(i) To express \(f(x) = x^2 - 4x + k\) in the form \((x + a)^2 + b + k\), complete the square:

\(x^2 - 4x = (x-2)^2 - 4\)

Thus, \(f(x) = (x-2)^2 - 4 + k\), where \(a = -2\) and \(b = -4\).

(ii) The range of \(f\) is determined by the vertex of the parabola, which is at \(x = 2\). The minimum value of \(f(x)\) is \(-4 + k\), so \(f(x) > k - 4\) or \([k-4, \infty)\).

(iii) For \(f\) to be one-one, it must be strictly increasing or decreasing. The vertex is at \(x = 2\), so the smallest value of \(p\) is \(2\).

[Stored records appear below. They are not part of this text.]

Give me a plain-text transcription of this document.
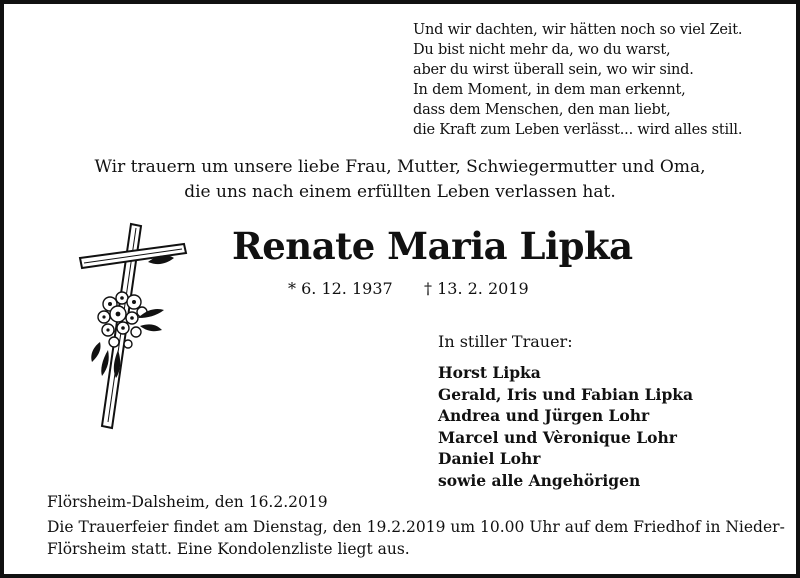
Und wir dachten, wir hätten noch so viel Zeit.
Du bist nicht mehr da, wo du warst,
aber du wirst überall sein, wo wir sind.
In dem Moment, in dem man erkennt,
dass dem Menschen, den man liebt,
die Kraft zum Leben verlässt... wird alles still.
Wir trauern um unsere liebe Frau, Mutter, Schwiegermutter und Oma,
die uns nach einem erfüllten Leben verlassen hat.
Renate Maria Lipka
* 6. 12. 1937 † 13. 2. 2019
In stiller Trauer:
Horst Lipka
Gerald, Iris und Fabian Lipka
Andrea und Jürgen Lohr
Marcel und Vèronique Lohr
Daniel Lohr
sowie alle Angehörigen
Flörsheim-Dalsheim, den 16.2.2019
Die Trauerfeier findet am Dienstag, den 19.2.2019 um 10.00 Uhr auf dem Friedhof in Nieder-
Flörsheim statt. Eine Kondolenzliste liegt aus.
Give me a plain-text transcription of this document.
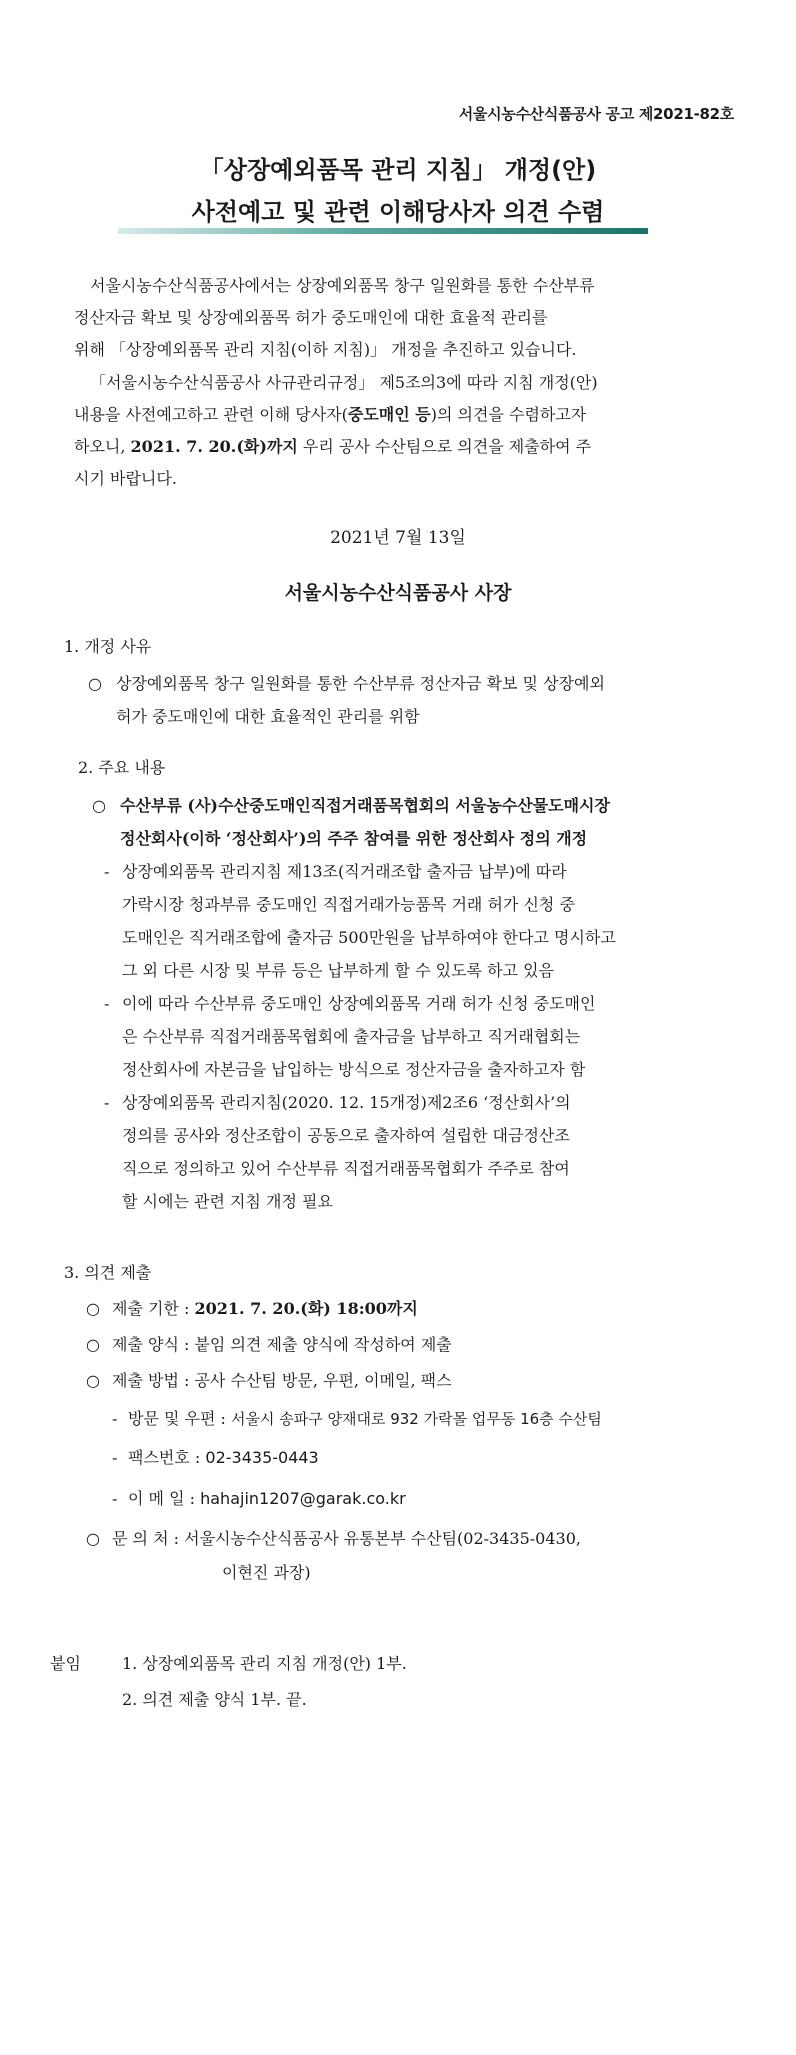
서울시농수산식품공사 공고 제2021-82호
「상장예외품목 관리 지침」 개정(안)
사전예고 및 관련 이해당사자 의견 수렴
서울시농수산식품공사에서는 상장예외품목 창구 일원화를 통한 수산부류
정산자금 확보 및 상장예외품목 허가 중도매인에 대한 효율적 관리를
위해 「상장예외품목 관리 지침(이하 지침)」 개정을 추진하고 있습니다.
「서울시농수산식품공사 사규관리규정」 제5조의3에 따라 지침 개정(안)
내용을 사전예고하고 관련 이해 당사자(중도매인 등)의 의견을 수렴하고자
하오니, 2021. 7. 20.(화)까지 우리 공사 수산팀으로 의견을 제출하여 주
시기 바랍니다.
2021년 7월 13일
서울시농수산식품공사 사장
1. 개정 사유
○ 상장예외품목 창구 일원화를 통한 수산부류 정산자금 확보 및 상장예외
허가 중도매인에 대한 효율적인 관리를 위함
2. 주요 내용
○ 수산부류 (사)수산중도매인직접거래품목협회의 서울농수산물도매시장
정산회사(이하 ‘정산회사’)의 주주 참여를 위한 정산회사 정의 개정
- 상장예외품목 관리지침 제13조(직거래조합 출자금 납부)에 따라
가락시장 청과부류 중도매인 직접거래가능품목 거래 허가 신청 중
도매인은 직거래조합에 출자금 500만원을 납부하여야 한다고 명시하고
그 외 다른 시장 및 부류 등은 납부하게 할 수 있도록 하고 있음
- 이에 따라 수산부류 중도매인 상장예외품목 거래 허가 신청 중도매인
은 수산부류 직접거래품목협회에 출자금을 납부하고 직거래협회는
정산회사에 자본금을 납입하는 방식으로 정산자금을 출자하고자 함
- 상장예외품목 관리지침(2020. 12. 15개정)제2조6 ‘정산회사’의
정의를 공사와 정산조합이 공동으로 출자하여 설립한 대금정산조
직으로 정의하고 있어 수산부류 직접거래품목협회가 주주로 참여
할 시에는 관련 지침 개정 필요
3. 의견 제출
○ 제출 기한 : 2021. 7. 20.(화) 18:00까지
○ 제출 양식 : 붙임 의견 제출 양식에 작성하여 제출
○ 제출 방법 : 공사 수산팀 방문, 우편, 이메일, 팩스
- 방문 및 우편 : 서울시 송파구 양재대로 932 가락몰 업무동 16층 수산팀
- 팩스번호 : 02-3435-0443
- 이 메 일 : hahajin1207@garak.co.kr
○ 문 의 처 : 서울시농수산식품공사 유통본부 수산팀(02-3435-0430,
이현진 과장)
붙임	1. 상장예외품목 관리 지침 개정(안) 1부.
2. 의견 제출 양식 1부. 끝.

(iv) To find \(f^{-1}(x)\), start with \(y = (x-2)^2 - 4 + k\).

\(y - k + 4 = (x-2)^2\)

\(x - 2 = \pm \sqrt{y + 4 - k}\)

Since \(x \geq 2\), take the positive root: \(x = 2 + \sqrt{y + 4 - k}\)

Thus, \(f^{-1}(x) = 2 + \sqrt{x + 4 - k}\).

The domain of \(f^{-1}\) is \(x > k - 4\) or \([k-4, \infty)\).